Like other states, Texas law allows debtors to claim exemptions that allow them to protect their property from creditors’ claims. While these are most commonly used in the bankruptcy process, debtors can legally claim them whenever facing the danger of a creditor seizing their property to satisfy an overdue debt.
As a word of caution, though, these exemptions only can hold off what the law calls an unsecured creditor, like a medical provider or a credit card company. In other words, a person usually cannot use exemptions to prevent the foreclosure of a mortgage or a repossession after the debtor defaults on an auto loan. Moreover, there are certain debts, like child support, to which a debtor may not apply exemptions.
There are many different types of exemptions available in Texas, and the rules for claiming then both the course of a bankruptcy and otherwise can be complicated. Therefore, a Tyler resident interested in learning more about exemptions should consider seeking professional guidance.
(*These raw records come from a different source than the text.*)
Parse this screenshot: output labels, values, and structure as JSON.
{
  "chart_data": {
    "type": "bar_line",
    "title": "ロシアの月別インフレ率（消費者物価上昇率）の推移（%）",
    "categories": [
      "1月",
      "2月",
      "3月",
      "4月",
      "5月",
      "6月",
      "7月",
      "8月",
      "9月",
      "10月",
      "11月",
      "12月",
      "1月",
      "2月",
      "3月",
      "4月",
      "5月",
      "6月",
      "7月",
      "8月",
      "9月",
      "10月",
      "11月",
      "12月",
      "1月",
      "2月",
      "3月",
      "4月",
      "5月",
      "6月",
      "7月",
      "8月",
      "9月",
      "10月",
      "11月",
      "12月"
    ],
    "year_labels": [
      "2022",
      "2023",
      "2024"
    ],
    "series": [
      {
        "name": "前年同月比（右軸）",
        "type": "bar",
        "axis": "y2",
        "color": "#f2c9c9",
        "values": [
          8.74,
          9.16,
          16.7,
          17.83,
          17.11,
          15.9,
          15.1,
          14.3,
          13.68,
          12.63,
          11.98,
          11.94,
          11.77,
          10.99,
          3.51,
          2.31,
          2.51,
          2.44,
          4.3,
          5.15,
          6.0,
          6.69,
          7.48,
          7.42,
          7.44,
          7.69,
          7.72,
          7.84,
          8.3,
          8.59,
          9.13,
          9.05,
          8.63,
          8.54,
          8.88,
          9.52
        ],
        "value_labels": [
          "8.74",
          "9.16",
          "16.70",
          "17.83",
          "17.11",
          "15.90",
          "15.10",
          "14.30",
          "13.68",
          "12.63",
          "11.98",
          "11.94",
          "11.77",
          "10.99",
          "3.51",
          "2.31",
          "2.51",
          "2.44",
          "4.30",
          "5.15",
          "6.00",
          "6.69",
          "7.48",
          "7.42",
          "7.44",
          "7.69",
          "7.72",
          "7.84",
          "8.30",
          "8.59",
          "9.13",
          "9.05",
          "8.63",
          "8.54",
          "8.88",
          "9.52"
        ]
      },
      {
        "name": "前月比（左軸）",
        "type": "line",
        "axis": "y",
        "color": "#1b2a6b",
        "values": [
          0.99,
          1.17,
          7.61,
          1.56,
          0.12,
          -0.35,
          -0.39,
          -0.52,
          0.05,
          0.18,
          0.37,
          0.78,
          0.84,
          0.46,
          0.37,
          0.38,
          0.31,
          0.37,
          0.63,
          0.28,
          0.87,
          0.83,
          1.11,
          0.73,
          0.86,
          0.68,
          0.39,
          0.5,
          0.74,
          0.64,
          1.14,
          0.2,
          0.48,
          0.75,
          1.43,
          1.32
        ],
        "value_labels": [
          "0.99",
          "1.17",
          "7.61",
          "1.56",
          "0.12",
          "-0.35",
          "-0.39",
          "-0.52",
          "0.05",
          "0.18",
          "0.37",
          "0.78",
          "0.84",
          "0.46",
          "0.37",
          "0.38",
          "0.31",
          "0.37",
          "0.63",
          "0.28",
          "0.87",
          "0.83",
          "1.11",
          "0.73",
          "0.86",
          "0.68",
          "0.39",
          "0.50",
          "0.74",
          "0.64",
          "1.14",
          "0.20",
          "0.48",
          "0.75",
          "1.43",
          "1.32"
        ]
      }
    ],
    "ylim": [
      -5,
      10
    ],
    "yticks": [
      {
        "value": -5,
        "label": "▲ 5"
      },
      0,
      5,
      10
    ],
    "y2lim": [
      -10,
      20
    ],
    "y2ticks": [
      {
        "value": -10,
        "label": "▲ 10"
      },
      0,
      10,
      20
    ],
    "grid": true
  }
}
However, to give an overview of some of the more important exemptions, many retirement plans like 401(k)s are exempt from a creditor’s garnishment actions. Moreover, Texas has a very broad homestead exemption, which allows a person to protect his or her house, as well as several acres of land, from unsecured creditors.
Although the homestead exemption is broad, it is not absolute. Importantly, rental properties and other business properties are not subject to this exemption.
Other examples of exemptions include items like motor vehicles, of up to one per licensed driver in the house, and certain business tools and equipment. One’s personal furnishings are also exempt. For most personal property, a couple cannot claim a grand total of more than $100,000 in exemptions, with $50,000 being the limit for a single person.